Malheureusement, l'avis de la Défenseur des Droits est concordant : "Cette réforme contentieuse porte ainsi une atteinte injustifiée au droit au recours.

En effet, la garantie du droit au recours, et notamment du droit d’accéder à un tribunal, garanti notamment par l’article 6, paragraphe 1, de la Convention de sauvegarde des droits de l’homme et des libertés fondamentales, a une signification particulière dans les cadres des litiges ayant trait à des projets ou des politiques publiques ayant une incidence sur l’environnement. De tels projets ou politiques publiques sont susceptibles de porter atteinte au droit de vivre dans un environnement sain, garanti notamment par l’article 1er de la Charte de l’environnement, d’un large public distinct des porteurs des projets ou des destinataires directes des politiques publiques.

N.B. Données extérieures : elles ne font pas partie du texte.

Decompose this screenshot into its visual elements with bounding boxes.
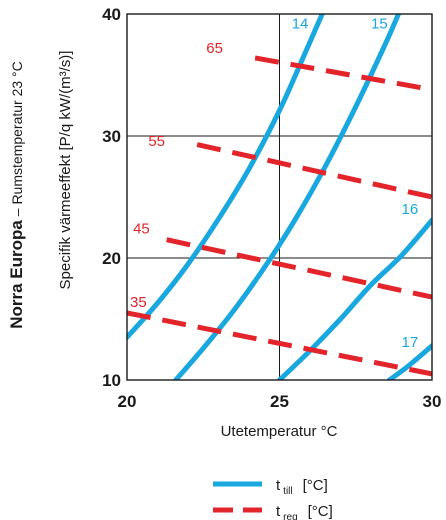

Ce public, parce qu’il n’est pas le destinataire des décisions de l’administration, peut ne pas être en mesure d’accéder aux informations concernant ces décisions, de participer au processus décisionnel ou de les contester devant une juridiction. Dès lors, ainsi que l’indique le préambule de la Convention d’Aarhus du 25 juin 1998, afin qu’ils soient effectivement en mesure de faire valoir leur droit à vivre dans un environnement sain, des garanties spécifiques doivent être mis en œuvre pour permettre au public d’être
en mesure « de protéger [ses] intérêts dans le processus décisionnel en matière d’environnement, ce qui implique [qu’il soit] en mesure de participer de manière effective à la procédure en cause et de faire examiner leurs arguments pertinents ».

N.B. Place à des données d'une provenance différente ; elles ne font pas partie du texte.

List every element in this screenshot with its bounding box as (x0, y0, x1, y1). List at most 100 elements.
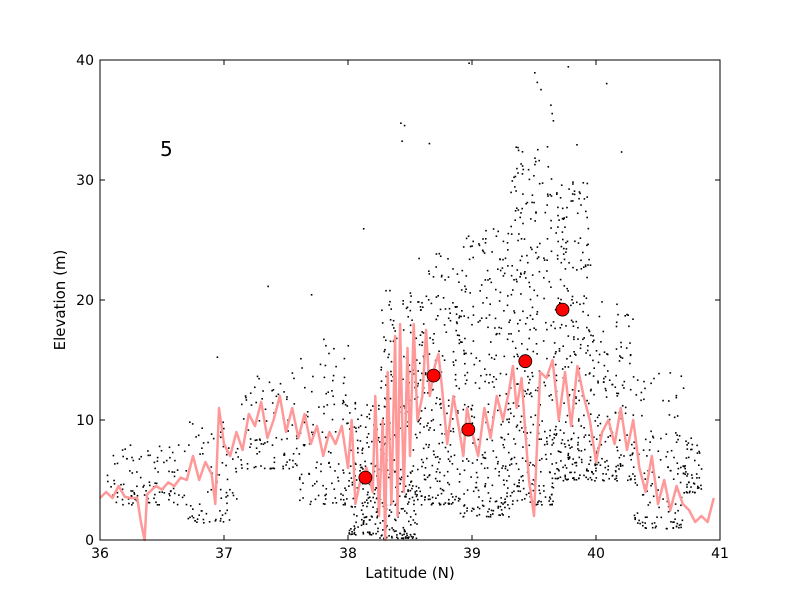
scatter-point (466, 510, 468, 512)
scatter-point (521, 475, 524, 477)
scatter-point (355, 430, 358, 433)
scatter-point (570, 200, 573, 202)
scatter-point (452, 361, 455, 363)
scatter-point (558, 348, 561, 350)
scatter-point (471, 507, 474, 510)
scatter-point (512, 289, 514, 291)
scatter-point (544, 496, 547, 498)
scatter-point (471, 462, 474, 464)
scatter-point (575, 402, 577, 405)
scatter-point (360, 414, 363, 417)
scatter-point (624, 412, 627, 415)
scatter-point (381, 309, 383, 312)
scatter-point (411, 487, 413, 490)
scatter-point (419, 431, 421, 434)
scatter-point (360, 466, 362, 469)
scatter-point (327, 450, 330, 453)
scatter-point (577, 436, 580, 439)
scatter-point (431, 409, 433, 411)
scatter-point (392, 500, 395, 503)
scatter-point (402, 329, 405, 331)
scatter-point (502, 465, 504, 467)
scatter-point (618, 439, 621, 441)
scatter-point (372, 506, 374, 508)
scatter-point (634, 518, 636, 521)
scatter-point (543, 277, 545, 279)
scatter-point (307, 415, 309, 418)
scatter-point (609, 435, 612, 437)
scatter-point (375, 532, 377, 535)
scatter-point (538, 485, 540, 487)
x-tick-label: 39 (463, 546, 481, 562)
scatter-point (554, 363, 557, 366)
scatter-point (593, 367, 595, 369)
scatter-point (467, 316, 470, 319)
scatter-point (487, 403, 490, 405)
scatter-point (675, 394, 678, 397)
scatter-point (658, 372, 660, 375)
scatter-point (662, 399, 664, 402)
scatter-point (273, 456, 276, 459)
scatter-point (499, 505, 502, 508)
scatter-point (506, 242, 509, 244)
scatter-point (368, 519, 371, 521)
scatter-point (451, 496, 454, 498)
scatter-point (468, 258, 471, 261)
scatter-point (405, 537, 407, 539)
scatter-point (615, 465, 617, 468)
scatter-point (459, 512, 462, 515)
scatter-point (669, 469, 672, 472)
scatter-point (615, 374, 617, 377)
scatter-point (556, 477, 559, 480)
scatter-point (106, 474, 109, 477)
scatter-point (521, 343, 523, 345)
scatter-point (311, 433, 314, 436)
scatter-point (650, 484, 652, 487)
scatter-point (216, 356, 219, 358)
scatter-point (516, 353, 519, 356)
scatter-point (155, 482, 158, 485)
scatter-point (647, 504, 650, 506)
scatter-point (389, 319, 392, 321)
scatter-point (582, 302, 585, 305)
scatter-point (507, 265, 509, 267)
scatter-point (563, 402, 565, 404)
red-marker-point (461, 422, 476, 437)
scatter-point (573, 190, 576, 192)
scatter-point (407, 490, 409, 493)
scatter-point (411, 470, 414, 472)
scatter-point (390, 373, 392, 376)
scatter-point (332, 379, 334, 382)
scatter-point (531, 375, 534, 378)
scatter-point (524, 323, 527, 325)
scatter-point (607, 370, 609, 372)
scatter-point (426, 457, 428, 460)
scatter-point (599, 464, 602, 466)
scatter-point (515, 426, 518, 428)
x-tick-label: 37 (215, 546, 233, 562)
scatter-point (643, 398, 645, 401)
scatter-point (265, 420, 268, 422)
scatter-point (676, 522, 679, 525)
scatter-point (304, 386, 306, 389)
scatter-point (472, 240, 474, 243)
scatter-point (458, 317, 460, 319)
scatter-point (455, 321, 458, 323)
scatter-point (556, 192, 558, 194)
scatter-point (513, 355, 515, 358)
scatter-point (498, 332, 501, 335)
scatter-point (389, 397, 392, 400)
scatter-point (597, 461, 600, 464)
scatter-point (589, 476, 592, 479)
scatter-point (629, 342, 631, 344)
scatter-point (619, 355, 621, 357)
scatter-point (410, 480, 413, 483)
scatter-point (508, 333, 510, 335)
scatter-point (357, 451, 359, 454)
scatter-point (507, 487, 509, 489)
scatter-point (508, 516, 510, 518)
scatter-point (619, 464, 622, 466)
scatter-point (497, 230, 499, 233)
scatter-point (587, 314, 589, 317)
scatter-point (696, 444, 698, 447)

Pour cette raison, l’article 9, paragraphe 3, de la Convention d’Aarhus impose aux États parties de veiller à ce que chacun puisse « engager des procédures administratives ou judiciaires pour contester les actes ou omissions de particuliers ou d’autorités publiques allant à l’encontre des dispositions du droit national de l’environnement ». Si cette disposition n’a pas d’effet direct en droit interne, le droit au recours, et notamment le droit d’accès à un tribunal, doit être interprété à la lumière de cette exigence spécifique qui vise notamment à permettre à des conflits impliquant de nombreux intérêts et droits contradictoires d’être tranchés par un tiers impartial.

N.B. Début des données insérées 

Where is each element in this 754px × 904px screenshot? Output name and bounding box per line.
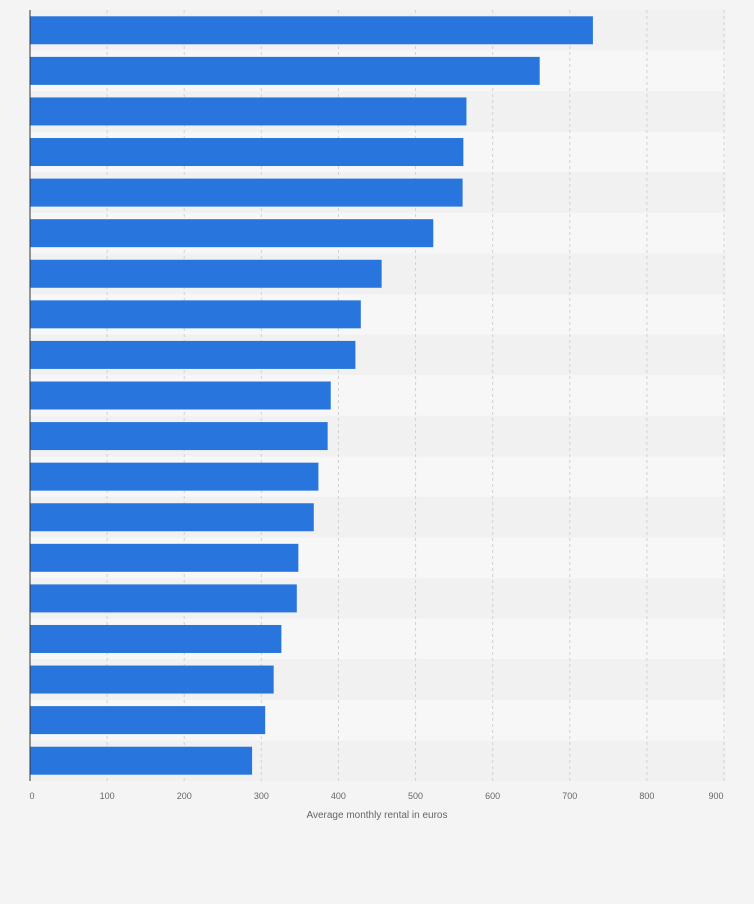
bar[interactable]	[30, 178, 463, 207]
bar[interactable]	[30, 381, 331, 410]
bar[interactable]	[30, 259, 382, 288]
bar[interactable]	[30, 422, 328, 451]
bar[interactable]	[30, 97, 467, 126]
x-axis-label: Average monthly rental in euros	[306, 810, 447, 821]
bars	[30, 16, 593, 775]
x-tick-label: 400	[331, 791, 346, 801]
bar[interactable]	[30, 665, 274, 694]
bar[interactable]	[30, 543, 299, 572]
x-tick-label: 800	[639, 791, 654, 801]
x-tick-label: 200	[177, 791, 192, 801]
bar[interactable]	[30, 462, 319, 491]
x-tick-label: 500	[408, 791, 423, 801]
bar[interactable]	[30, 300, 361, 329]
bar[interactable]	[30, 706, 266, 735]
x-tick-label: 300	[254, 791, 269, 801]
bar[interactable]	[30, 219, 434, 248]
bar[interactable]	[30, 56, 540, 85]
bar[interactable]	[30, 746, 253, 775]
x-tick-label: 900	[708, 791, 723, 801]
x-tick-label: 100	[100, 791, 115, 801]
bar[interactable]	[30, 16, 593, 45]
x-tick-label: 600	[485, 791, 500, 801]
x-tick-label: 0	[29, 791, 34, 801]
bar[interactable]	[30, 584, 297, 613]
bar[interactable]	[30, 503, 314, 532]
bar[interactable]	[30, 340, 356, 369]
x-axis-ticks: 0 100 200 300 400 500 600 700 800 900	[29, 791, 723, 801]
bar[interactable]	[30, 138, 464, 167]
bar[interactable]	[30, 624, 282, 653]
x-tick-label: 700	[562, 791, 577, 801]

Par conséquent, seules des raisons impérieuses peuvent justifier de restreindre le droit au recours, et notamment d’accès à un tribunal, en matière d’environnement. Or, la réforme contentieuse introduite par l’article 15 du projet de loi, et en particulier la restriction des possibilités de former un référé pour contester une décision concernant certains projets agricoles, limite l’accès à un tribunal des opposants à ces projets sans que cette restriction ne soit justifiée. Le Conseil d’État relève ainsi que « l’étude d’impact ne fait pas apparaître de difficultés particulières en ce qui concerne le contentieux de ces projets, notamment en termes de délais de jugement ou de complexité, et se borne à anticiper une hausse du nombre des recours » qui ne représentent en l’état qu’une « part extrêmement limitée des affaires en cours d’instruction devant les tribunaux administratifs »

Dès lors, la Défenseure des droits estime que la réforme des contentieux concernant les projets d’ouvrage hydraulique agricole et d’installation d’élevage tel que prévue par l’article 15 du projet de loi porte atteinte au droit au recours"

Malheureusement, ces avis n'ont pas convaincu la majorité, la droite et le Rassemblement national de la nécessité de supprimer ce dispositif. Le groupe écologiste espère qu'ils sauront entendre raison lors du débat en hémicycle, à l'occasion du vote sur cet amendement de suppression de l'article 15.